We report the first study to assess the impact of objectively measured SHS exposure on a substantial cohort of adults with COPD. Despite the fact that they have chronic respiratory disease, SHS exposure was common among non-smoking adults with COPD. Although the results varied by measurement technique and type of analysis, SHS exposure was generally associated with greater COPD severity and poorer health status. The effect was observed in both cross-sectional and prospective analysis and appeared to be clinically meaningful, as judged against the criterion of the minimally important difference in health status indicators. Taking inter-individual differences in nicotine metabolism into account did not influence the estimates of SHS effect.
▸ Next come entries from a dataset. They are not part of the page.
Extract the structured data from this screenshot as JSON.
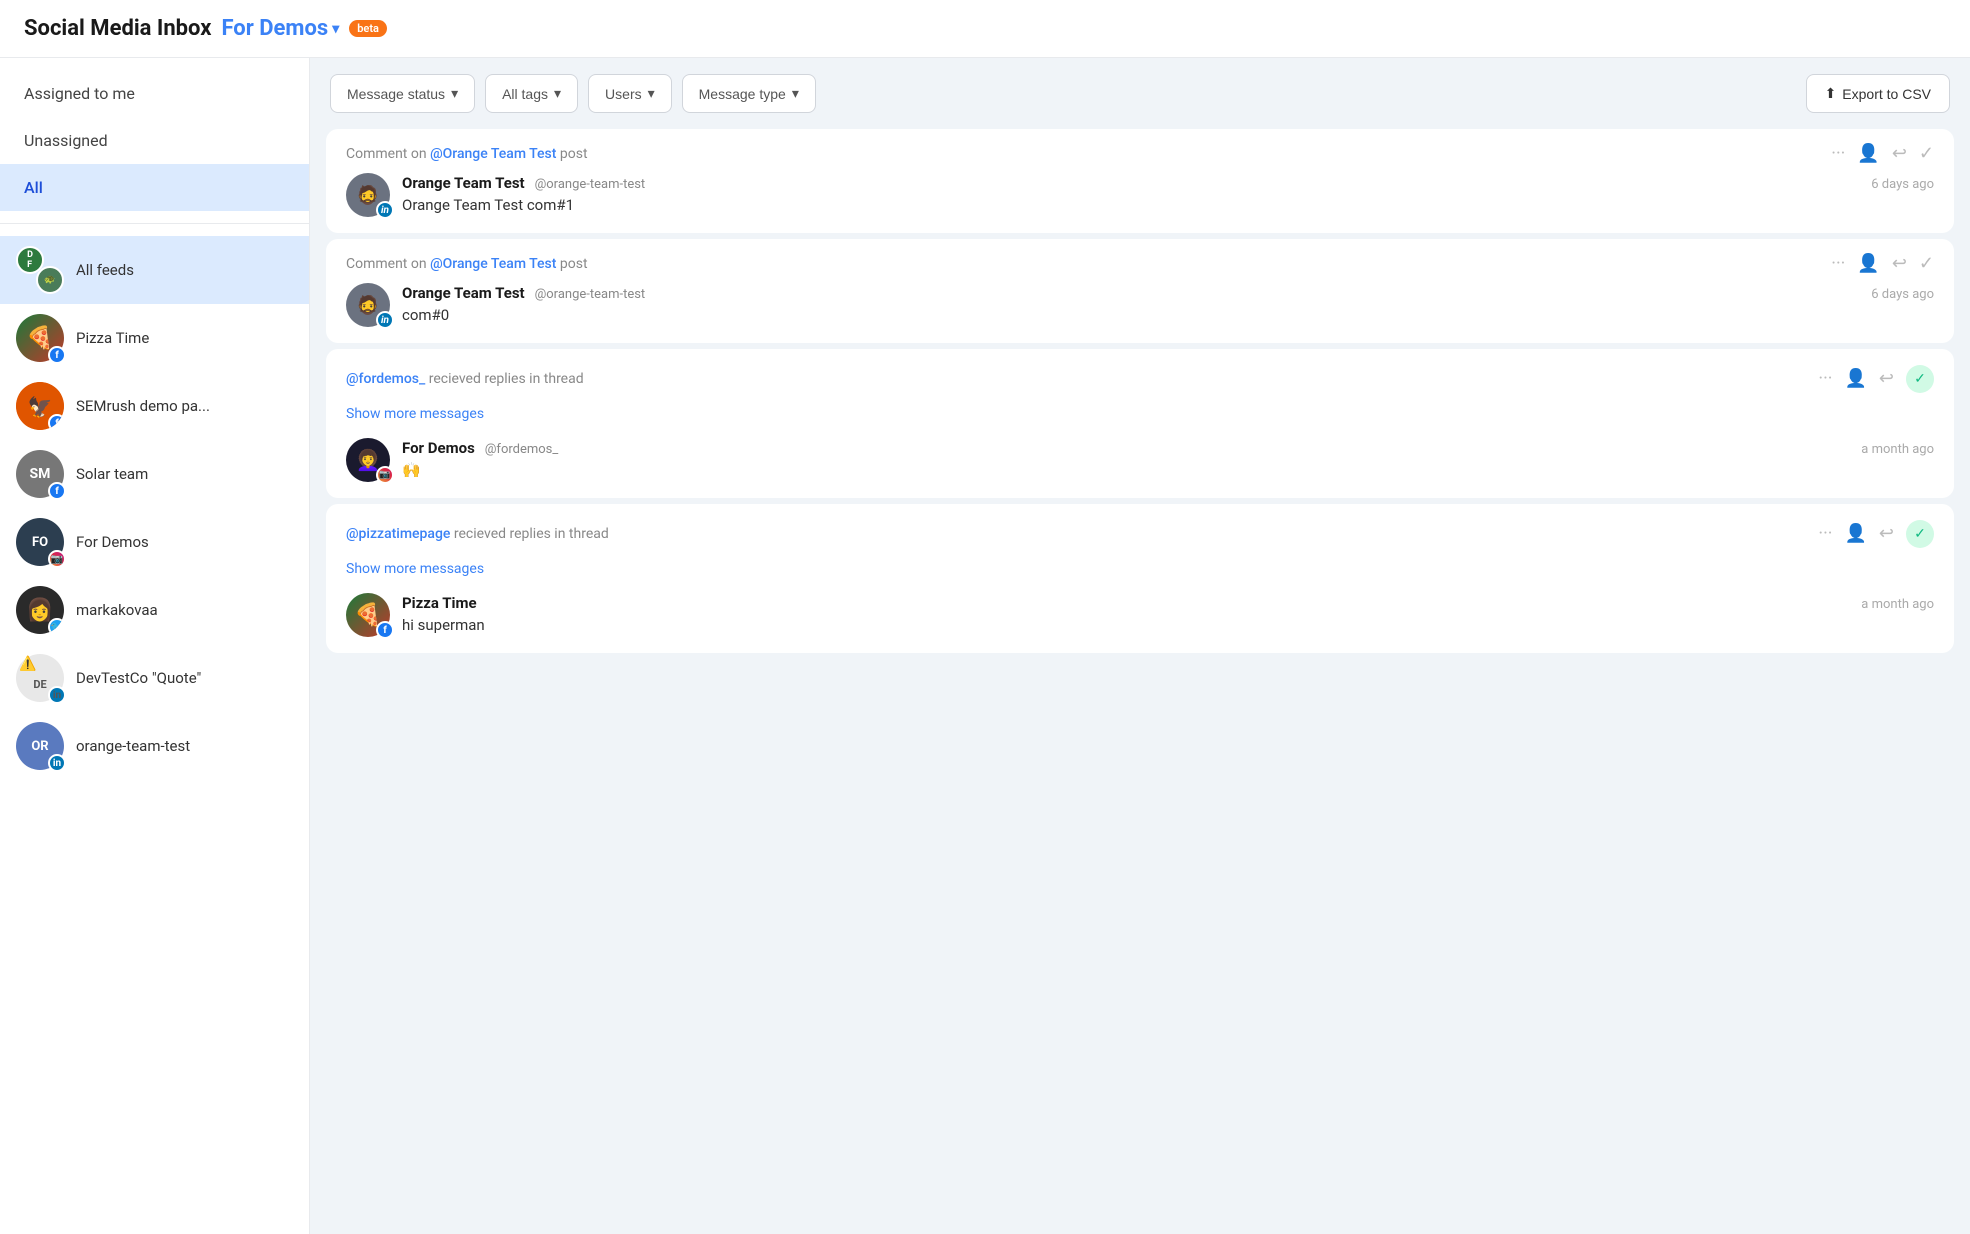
{
  "header": {
    "title": "Social Media Inbox",
    "demo_label": "For Demos",
    "beta_label": "beta"
  },
  "sidebar": {
    "nav_items": [
      {
        "id": "assigned",
        "label": "Assigned to me",
        "active": false
      },
      {
        "id": "unassigned",
        "label": "Unassigned",
        "active": false
      },
      {
        "id": "all",
        "label": "All",
        "active": true
      }
    ],
    "feeds": [
      {
        "id": "all-feeds",
        "label": "All feeds",
        "avatar_type": "multi",
        "active": true
      },
      {
        "id": "pizza-time",
        "label": "Pizza Time",
        "avatar_type": "pizza",
        "social": "facebook",
        "active": false
      },
      {
        "id": "semrush",
        "label": "SEMrush demo pa...",
        "avatar_type": "semrush",
        "social": "facebook",
        "active": false
      },
      {
        "id": "solar-team",
        "label": "Solar team",
        "avatar_type": "solar",
        "social": "facebook",
        "active": false
      },
      {
        "id": "for-demos",
        "label": "For Demos",
        "avatar_type": "fordemos",
        "avatar_text": "FO",
        "social": "instagram",
        "active": false
      },
      {
        "id": "markakovaa",
        "label": "markakovaa",
        "avatar_type": "markakovaa",
        "social": "twitter",
        "active": false
      },
      {
        "id": "devtest",
        "label": "DevTestCo \"Quote\"",
        "avatar_type": "devtest",
        "avatar_text": "DE",
        "social": "linkedin",
        "active": false
      },
      {
        "id": "orange-test",
        "label": "orange-team-test",
        "avatar_type": "orange",
        "avatar_text": "OR",
        "social": "linkedin",
        "active": false
      }
    ]
  },
  "filters": {
    "message_status": "Message status",
    "all_tags": "All tags",
    "users": "Users",
    "message_type": "Message type",
    "export_csv": "Export to CSV"
  },
  "messages": [
    {
      "id": "msg1",
      "context_prefix": "Comment on",
      "context_link": "@Orange Team Test",
      "context_suffix": "post",
      "author": "Orange Team Test",
      "handle": "@orange-team-test",
      "time": "6 days ago",
      "text": "Orange Team Test com#1",
      "social": "linkedin",
      "resolved": false,
      "show_more": false
    },
    {
      "id": "msg2",
      "context_prefix": "Comment on",
      "context_link": "@Orange Team Test",
      "context_suffix": "post",
      "author": "Orange Team Test",
      "handle": "@orange-team-test",
      "time": "6 days ago",
      "text": "com#0",
      "social": "linkedin",
      "resolved": false,
      "show_more": false
    },
    {
      "id": "msg3",
      "context_prefix": "",
      "context_link": "@fordemos_",
      "context_suffix": "recieved replies in thread",
      "author": "For Demos",
      "handle": "@fordemos_",
      "time": "a month ago",
      "text": "🙌",
      "social": "instagram",
      "resolved": true,
      "show_more": true,
      "show_more_label": "Show more messages"
    },
    {
      "id": "msg4",
      "context_prefix": "",
      "context_link": "@pizzatimepage",
      "context_suffix": "recieved replies in thread",
      "author": "Pizza Time",
      "handle": "",
      "time": "a month ago",
      "text": "hi superman",
      "social": "facebook",
      "resolved": true,
      "show_more": true,
      "show_more_label": "Show more messages"
    }
  ]
}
These data suggest that passive smoking, in addition to direct personal cigarette smoking, may exert an important influence on outcomes in COPD.
Although the literature is small, previous studies suggest that SHS exposure may be a cause of new-onset COPD or impaired pulmonary function.[2
] The effect of SHS exposure on persons with established COPD, however, has received very little study.[5
] In a cohort of adults hospitalized for COPD, self-reported SHS exposure was a risk factor for re-hospitalization.[6
] In another study based on the U.S. National Health Interview Survey, self-reported ETS exposure was related to a greater risk of "chronic respiratory disease exacerbation," defined as activity limitation or
a physician visit due to asthma, chronic bronchitis, emphysema, or chronic sinusitis. The present findings add substantive additional evidence that SHS exposure is deleterious for patients with COPD.
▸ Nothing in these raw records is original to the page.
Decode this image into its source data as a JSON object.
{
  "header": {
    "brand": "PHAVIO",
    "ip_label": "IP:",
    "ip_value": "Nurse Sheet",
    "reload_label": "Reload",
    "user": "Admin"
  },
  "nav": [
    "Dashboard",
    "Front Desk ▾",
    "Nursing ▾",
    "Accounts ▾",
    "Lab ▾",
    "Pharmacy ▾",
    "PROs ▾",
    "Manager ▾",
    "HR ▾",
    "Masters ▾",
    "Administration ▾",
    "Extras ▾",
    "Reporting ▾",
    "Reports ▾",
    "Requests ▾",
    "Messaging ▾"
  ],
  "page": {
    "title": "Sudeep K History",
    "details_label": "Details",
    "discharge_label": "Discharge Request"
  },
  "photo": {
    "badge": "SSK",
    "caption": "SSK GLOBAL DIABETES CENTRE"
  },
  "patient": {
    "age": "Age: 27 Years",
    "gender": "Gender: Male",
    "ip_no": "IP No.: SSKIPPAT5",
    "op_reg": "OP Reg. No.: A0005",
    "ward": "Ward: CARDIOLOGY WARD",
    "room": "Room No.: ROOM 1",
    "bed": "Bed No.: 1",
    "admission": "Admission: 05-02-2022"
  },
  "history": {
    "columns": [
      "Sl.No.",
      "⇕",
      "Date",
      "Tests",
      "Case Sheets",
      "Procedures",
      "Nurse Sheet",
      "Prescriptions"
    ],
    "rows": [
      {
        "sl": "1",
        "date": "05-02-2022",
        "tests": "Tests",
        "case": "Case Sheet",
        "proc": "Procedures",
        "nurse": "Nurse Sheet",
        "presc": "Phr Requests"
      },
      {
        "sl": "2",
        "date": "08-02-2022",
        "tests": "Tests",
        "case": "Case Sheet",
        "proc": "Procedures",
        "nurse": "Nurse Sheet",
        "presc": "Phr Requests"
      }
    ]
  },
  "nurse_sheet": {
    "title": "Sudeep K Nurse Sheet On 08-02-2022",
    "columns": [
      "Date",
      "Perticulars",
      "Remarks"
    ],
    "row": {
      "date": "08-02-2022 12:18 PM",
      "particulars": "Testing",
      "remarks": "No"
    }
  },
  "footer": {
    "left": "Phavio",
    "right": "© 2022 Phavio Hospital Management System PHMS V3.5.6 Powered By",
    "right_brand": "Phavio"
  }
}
The results differed somewhat depending on the method used to measure SHS exposure. For self-reported exposure, the overall pattern of results suggested a deleterious effect of SHS exposure on COPD-related health status, but the estimates were imprecise in many cases. This is probably attributable to the lower accuracy of self-reported SHS exposure. When urine cotinine was examined, which is an objective and specific measure of SHS exposure, the association between higher SHS exposure and poorer COPD-related health status was most clearly demonstrated. Personal badge nicotine levels, in contrast, were not associated with any health status variable. The different results for urine cotinine and personal badge nicotine levels may indicate that peak SHS exposure, rather than average SHS exposure, is more relevant to disease severity and health status in COPD. Personal badge data represent an integrated average exposure to nicotine during the time period that the badge is worn, whereas urinary cotinine data are more reflective of recent peak exposures. Alternatively, the personal nicotine badge measurements may have been subject to greater exposure misclassification than urine cotinine, because correct measurement depended on subjects reliably wearing the badge during all their daily activities (whereas urine cotinine was not). These methodologic differences likely also account for the low correlation among measures.
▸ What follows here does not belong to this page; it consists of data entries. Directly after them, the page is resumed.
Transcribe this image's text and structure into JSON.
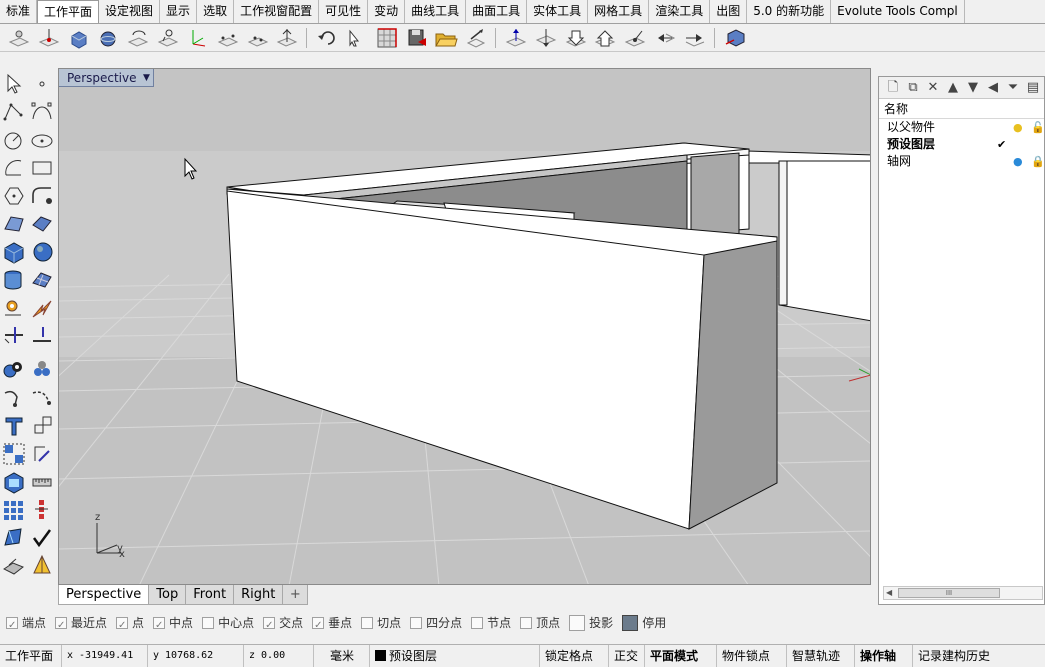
{
  "tabs": [
    "标准",
    "工作平面",
    "设定视图",
    "显示",
    "选取",
    "工作视窗配置",
    "可见性",
    "变动",
    "曲线工具",
    "曲面工具",
    "实体工具",
    "网格工具",
    "渲染工具",
    "出图",
    "5.0 的新功能",
    "Evolute Tools Compl"
  ],
  "active_tab_index": 1,
  "viewport": {
    "title": "Perspective",
    "menu_arrow": "▼",
    "axes": {
      "z": "z",
      "y": "y",
      "x": "x"
    }
  },
  "view_tabs": [
    "Perspective",
    "Top",
    "Front",
    "Right"
  ],
  "view_tab_add": "+",
  "layers_panel": {
    "header": "名称",
    "layers": [
      {
        "name": "以父物件",
        "current": false,
        "light": "bulb-on-yellow",
        "lock": "unlocked"
      },
      {
        "name": "预设图层",
        "current": true,
        "check": "✔"
      },
      {
        "name": "轴网",
        "current": false,
        "light": "bulb-on-blue",
        "lock": "locked"
      }
    ],
    "scroll_grip": "III"
  },
  "osnaps": [
    {
      "label": "端点",
      "checked": true
    },
    {
      "label": "最近点",
      "checked": true
    },
    {
      "label": "点",
      "checked": true
    },
    {
      "label": "中点",
      "checked": true
    },
    {
      "label": "中心点",
      "checked": false
    },
    {
      "label": "交点",
      "checked": true
    },
    {
      "label": "垂点",
      "checked": true
    },
    {
      "label": "切点",
      "checked": false
    },
    {
      "label": "四分点",
      "checked": false
    },
    {
      "label": "节点",
      "checked": false
    },
    {
      "label": "顶点",
      "checked": false
    },
    {
      "label": "投影",
      "checked": false
    },
    {
      "label": "停用",
      "checked": true
    }
  ],
  "status": {
    "cplane": "工作平面",
    "x": "x -31949.41",
    "y": "y 10768.62",
    "z": "z 0.00",
    "units": "毫米",
    "layer": "预设图层",
    "buttons": [
      {
        "label": "锁定格点",
        "bold": false
      },
      {
        "label": "正交",
        "bold": false
      },
      {
        "label": "平面模式",
        "bold": true
      },
      {
        "label": "物件锁点",
        "bold": false
      },
      {
        "label": "智慧轨迹",
        "bold": false
      },
      {
        "label": "操作轴",
        "bold": true
      },
      {
        "label": "记录建构历史",
        "bold": false
      }
    ]
  }
}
We used the standard epidemiologic definition of COPD, based on a self-reported physician diagnosis of chronic bronchitis, emphysema, or COPD [12
]. This survey-based approach, supplemented by a mail-based sample acquisition strategy, allowed us to study a population-based sample of adults who resided throughout the United States, enhancing the generalizability of our findings. On logistical grounds, conducting spirometry among subjects who reside thousands of miles apart would be highly difficult, if not impossible. The use of self-reported physician-diagnosis, however, may have resulted in some misclassification of disease status. Previous work indicated that a similar survey-based definition of COPD had a high positive predictive value (78%) when validated using a blinded medical record review that included spirometry and radiographic studies. [42
] Other work confirmed that a self-reported history of COPD is a strong predictor of airflow obstruction [43
]. Our previous validation study indicated that nearly 9 out of 10 participants who had available spirometry data had objective evidence of airflow obstruction.[2
] In sum, misclassification of COPD is not likely to bias our results; if present, such bias would likely be non-differential with respect to SHS exposure and reduce effect estimates towards the null value.
Although direct SHS exposure measurement is a more accurate method than self-report, it is more labor intensive and required a greater degree of commitment from study subjects. Reflecting these facts, not all eligible subjects participated in direct monitoring, which could have introduced selection bias. However, the similarity of participants and non-participants reduced the likelihood of this potential bias. In addition, incorporating sample weights that account for non-response into the analysis had a negligible impact on study results (data not shown). The other consequence of lower study participation is diminished statistical power, which resulted in decreased precision of effect estimates. In some cases, there appeared to be a negative effect of SHS exposure, but the 95% confidence intervals were wide and included no association. A larger sample size might have resulted in clearer evidence of SHS effects in these cases and would be required to detect smaller effects
Other limitations include the potential confounding effects of direct cigarette smoking. We attempted to reduce this confounding effect by limiting the analysis to persons who indicated no current smoking and had urine cotinine levels below a cut-point usually associated with active smoking. We also statistically controlled for a past history of cigarette smoking in multivariate analysis. Nonetheless, we cannot fully exclude confounding by active smoking. And finally, although direct SHS exposure measurement eliminated the bias inherent in self-reported exposure, a bias termed the "healthy passive smoker effect" can still occur, meaning that more severely affected COPD patients may selectively avoid SHS exposure, attenuating the observed association between exposure and asthma health outcomes.